Let $\{a_n\}$ be a bounded and non-decreasing sequence of reals, and $b_n = n(a_{n+1} - a_{n})$.
(a) Show that $\liminf b_n = 0$
(b) Give an example of a sequence $\{a_n\}$ such that $\{b_n\}$ diverges.
I know that $a_{n+1} \geq a_{n}, \forall n$,
Hence, $a_{n+1} - a_{n} \geq 0, \forall n$.
Also, we have that $\exists B >0$ s.t $|a_n| \leq B, \forall n$.
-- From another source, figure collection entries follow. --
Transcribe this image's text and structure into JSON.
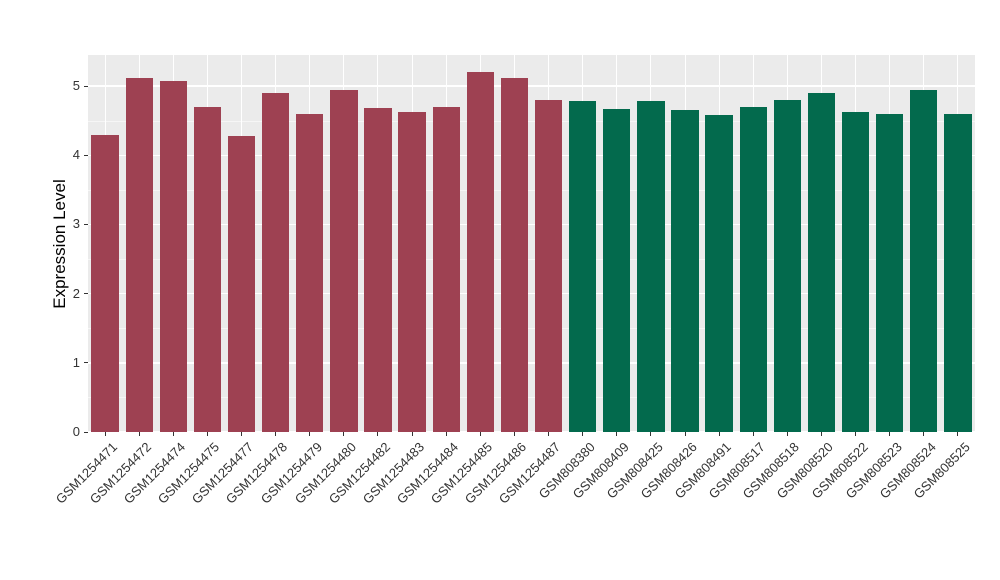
{
  "chart_data": {
    "type": "bar",
    "title": "",
    "xlabel": "",
    "ylabel": "Expression Level",
    "ylim": [
      0,
      5.45
    ],
    "yticks": [
      0,
      1,
      2,
      3,
      4,
      5
    ],
    "grid": true,
    "legend": "none",
    "panel_background": "#EBEBEB",
    "grid_color": "#FFFFFF",
    "categories": [
      "GSM1254471",
      "GSM1254472",
      "GSM1254474",
      "GSM1254475",
      "GSM1254477",
      "GSM1254478",
      "GSM1254479",
      "GSM1254480",
      "GSM1254482",
      "GSM1254483",
      "GSM1254484",
      "GSM1254485",
      "GSM1254486",
      "GSM1254487",
      "GSM808380",
      "GSM808409",
      "GSM808425",
      "GSM808426",
      "GSM808491",
      "GSM808517",
      "GSM808518",
      "GSM808520",
      "GSM808522",
      "GSM808523",
      "GSM808524",
      "GSM808525"
    ],
    "values": [
      4.3,
      5.12,
      5.07,
      4.7,
      4.28,
      4.9,
      4.6,
      4.94,
      4.68,
      4.63,
      4.7,
      5.2,
      5.12,
      4.8,
      4.78,
      4.67,
      4.78,
      4.65,
      4.58,
      4.7,
      4.8,
      4.9,
      4.63,
      4.6,
      4.94,
      4.6
    ],
    "bar_groups": [
      "group-red",
      "group-red",
      "group-red",
      "group-red",
      "group-red",
      "group-red",
      "group-red",
      "group-red",
      "group-red",
      "group-red",
      "group-red",
      "group-red",
      "group-red",
      "group-red",
      "group-green",
      "group-green",
      "group-green",
      "group-green",
      "group-green",
      "group-green",
      "group-green",
      "group-green",
      "group-green",
      "group-green",
      "group-green",
      "group-green"
    ],
    "group_colors": {
      "group-red": "#9E4152",
      "group-green": "#036A4D"
    }
  }
}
Hence, $b_n \geq 0$ and $|b_n| \leq n2B$
If $\{a_n\}$ is bounded, then $\{a_n\}$ converges by Bolzano Weierstrass Theorem, since $\{a_n\} \subseteq [-B,B]$
Now, since $\{a_n\}$ converges, there exists a subsequence $\{a_{n_k}\}$ of bounded variation, hence $\forall \epsilon >0, \exists N >0, \forall n_k\geq N$,
$|a_{n_{k+1}} - a_{n_k}| < \epsilon$
But I can't proof that the $\liminf b_n =0$.
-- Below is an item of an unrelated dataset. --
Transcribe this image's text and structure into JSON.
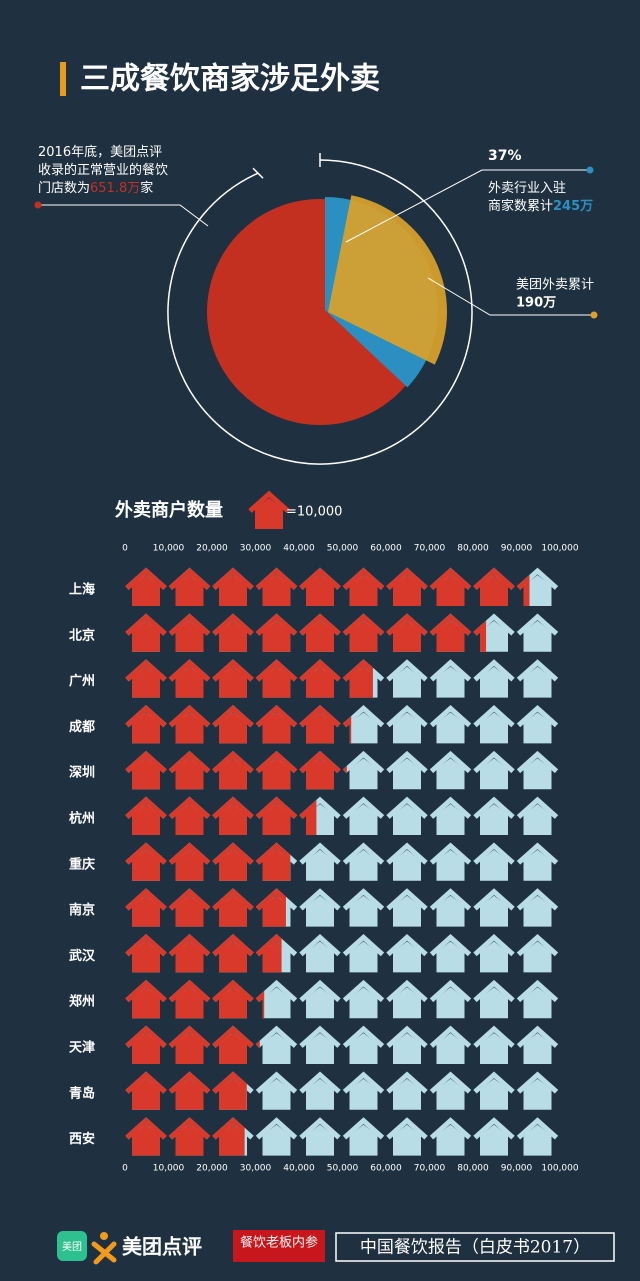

Assume that $c = \liminf b_n > 0$. Then there is a $N \in \Bbb N$ such that $$ n(a_{n+1} - a_{n}) = b_n > \frac c2 > 0 \implies a_{n+1} - a_n > \frac{c}{2n} $$ for all $n \ge N$. Summing the last inequality gives $$ a_{n} = a_N + \sum_{j=N}^{n-1} (a_{j+1} - a_j) > a_N + \frac c2 \sum_{j=N}^{n-1} \frac 1j $$ for $n \ge N$. Since the harmonic series diverges, it follows that $a_n \to \infty$, contrary to the assumption that the sequence $(a_n)$ is bounded.